Students face the consequences of following a curriculum to fidelity. For example, this kindergarten teacher described how when she was teaching preschool her students who lived in a rural area did not understand references to crossing busy city streets in a book she was required to read as part of the curriculum. She brought her students outside to the parking lot to practice street crossing and listen to the noises of local traffic. This was not part of the curriculum. Had the teacher followed the curriculum to a tee, the students may not have been able to grasp the lesson from the book.
When teachers are trusted and given greater flexibility, they teach better. They also feel more supported. The fourth grade teacher in my study began to feel she could better meet the needs of her students only when she changed schools and principals.

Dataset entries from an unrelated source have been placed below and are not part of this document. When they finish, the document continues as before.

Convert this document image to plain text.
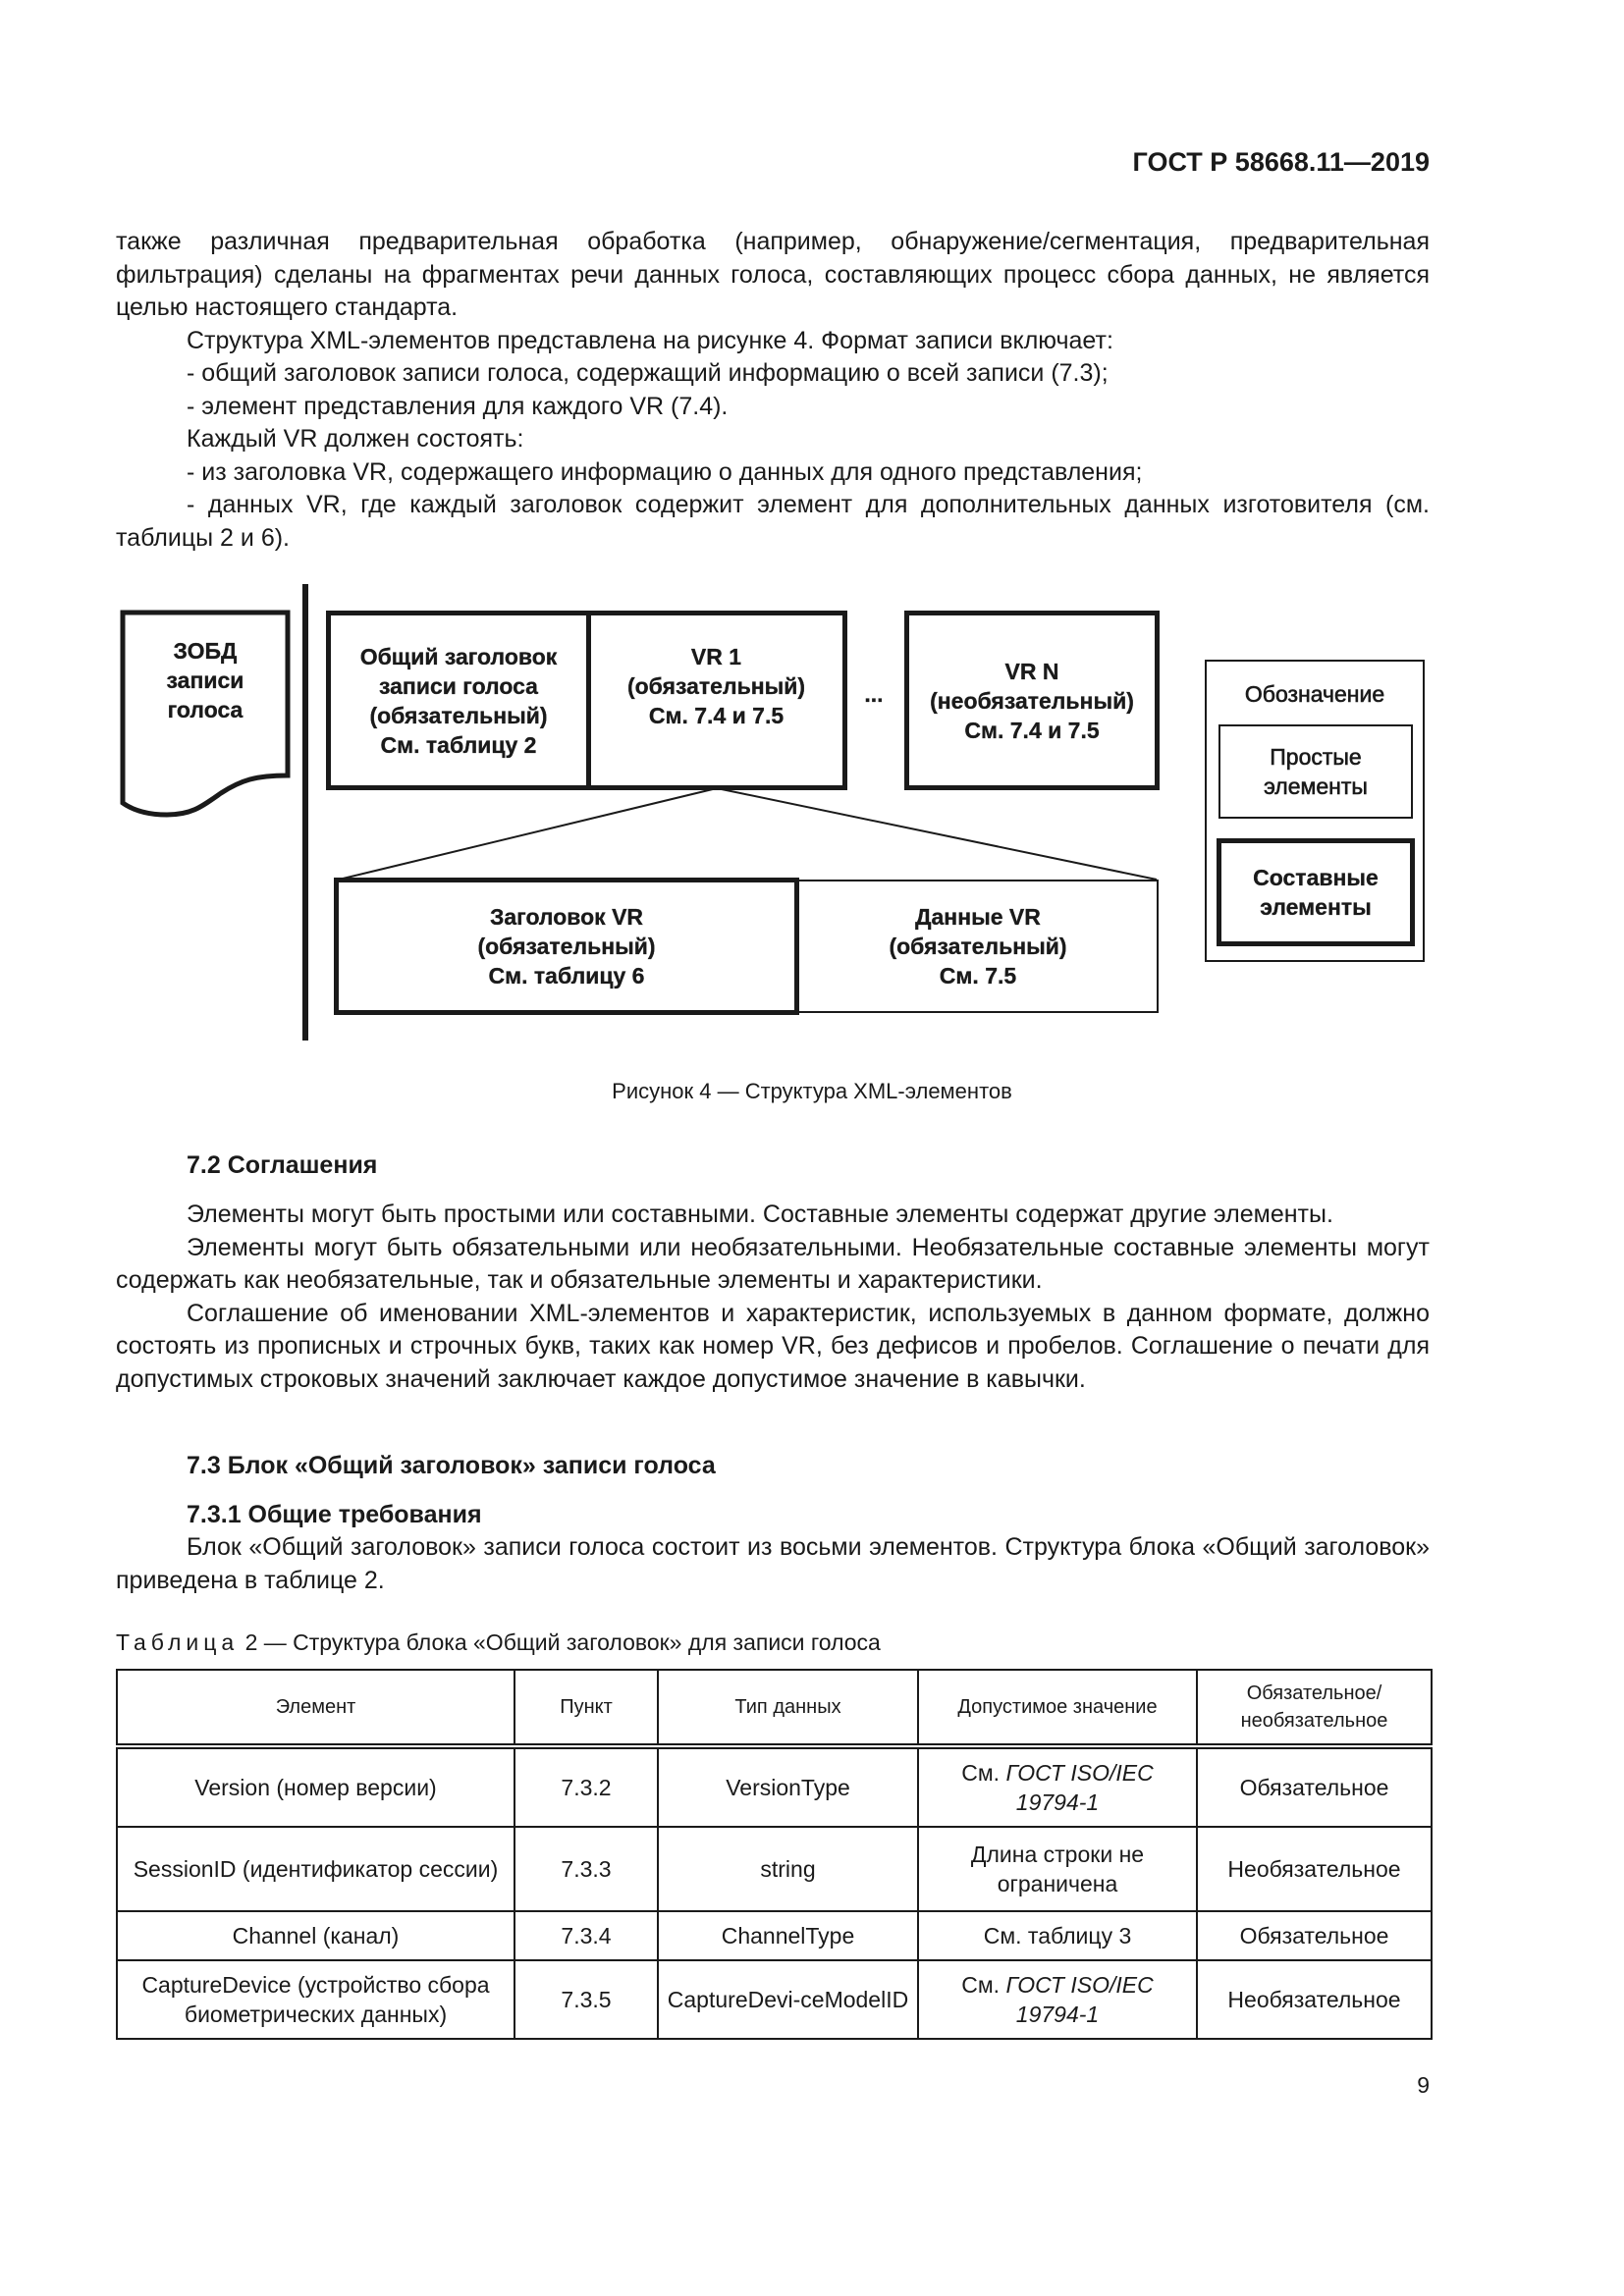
ГОСТ Р 58668.11—2019

также различная предварительная обработка (например, обнаружение/сегментация, предварительная фильтрация) сделаны на фрагментах речи данных голоса, составляющих процесс сбора данных, не является целью настоящего стандарта.

Структура XML-элементов представлена на рисунке 4. Формат записи включает:

- общий заголовок записи голоса, содержащий информацию о всей записи (7.3);

- элемент представления для каждого VR (7.4).

Каждый VR должен состоять:

- из заголовка VR, содержащего информацию о данных для одного представления;

- данных VR, где каждый заголовок содержит элемент для дополнительных данных изготовителя (см. таблицы 2 и 6).

ЗОБД
записи
голоса
Общий заголовок
записи голоса
(обязательный)
См. таблицу 2
VR 1
(обязательный)
См. 7.4 и 7.5
...
VR N
(необязательный)
См. 7.4 и 7.5
Заголовок VR
(обязательный)
См. таблицу 6
Данные VR
(обязательный)
См. 7.5
Обозначение
Простые
элементы
Составные
элементы
Рисунок 4 — Структура XML-элементов
7.2 Соглашения

Элементы могут быть простыми или составными. Составные элементы содержат другие элементы.

Элементы могут быть обязательными или необязательными. Необязательные составные элементы могут содержать как необязательные, так и обязательные элементы и характеристики.

Соглашение об именовании XML-элементов и характеристик, используемых в данном формате, должно состоять из прописных и строчных букв, таких как номер VR, без дефисов и пробелов. Соглашение о печати для допустимых строковых значений заключает каждое допустимое значение в кавычки.

7.3 Блок «Общий заголовок» записи голоса
7.3.1 Общие требования

Блок «Общий заголовок» записи голоса состоит из восьми элементов. Структура блока «Общий заголовок» приведена в таблице 2.

Таблица 2 — Структура блока «Общий заголовок» для записи голоса
Элемент	Пункт	Тип данных	Допустимое значение	Обязательное/ необязательное
Version (номер версии)	7.3.2	VersionType	См. ГОСТ ISO/IEC 19794-1	Обязательное
SessionID (идентификатор сессии)	7.3.3	string	Длина строки не ограничена	Необязательное
Channel (канал)	7.3.4	ChannelType	См. таблицу 3	Обязательное
CaptureDevice (устройство сбора биометрических данных)	7.3.5	CaptureDevi-ceModelID	См. ГОСТ ISO/IEC 19794-1	Необязательное
9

Of her new placement: “My administrator is always saying, ‘If there’s anything that you feel your students need, then do it. If it doesn’t completely align with the expensive curriculum we’ve invested in, that’s okay,’” she said. “It’s been a weight lifted off my shoulders.”
A new path forward
Research shows that flexibility in teaching methods and curricula allows teachers and students to participate more fully in the learning process – and even promotes a more democratic society.
Instead of mandating that teachers stick to the curriculum word for word, schools can implement these more flexible approaches:
1. Trust teachers. Asked why they want to teach, prospective and current teachers say they care deeply about children and want to help them. Working with teachers should begin with the belief in their good intentions.
2. Follow the evidence. Learning is complex, and educators’ knowledge of how students learn evolves as new research comes out. When following a specific curriculum to fidelity, teachers are sometimes required to use methods that are no longer evidence-based. In fact, teachers have been forced to follow a curriculum to fidelity even when they have evidence that the curriculum is interfering with student learning.
3. Allow teachers to tweak curriculum to meet their students’ needs and experiences. For example, in most instructional materials, white authors and protagonists are overrepresented. Effective and ethical teaching requires that teachers support and incorporate their students’ cultures into their lessons, meaning they may have to make changes to a curriculum.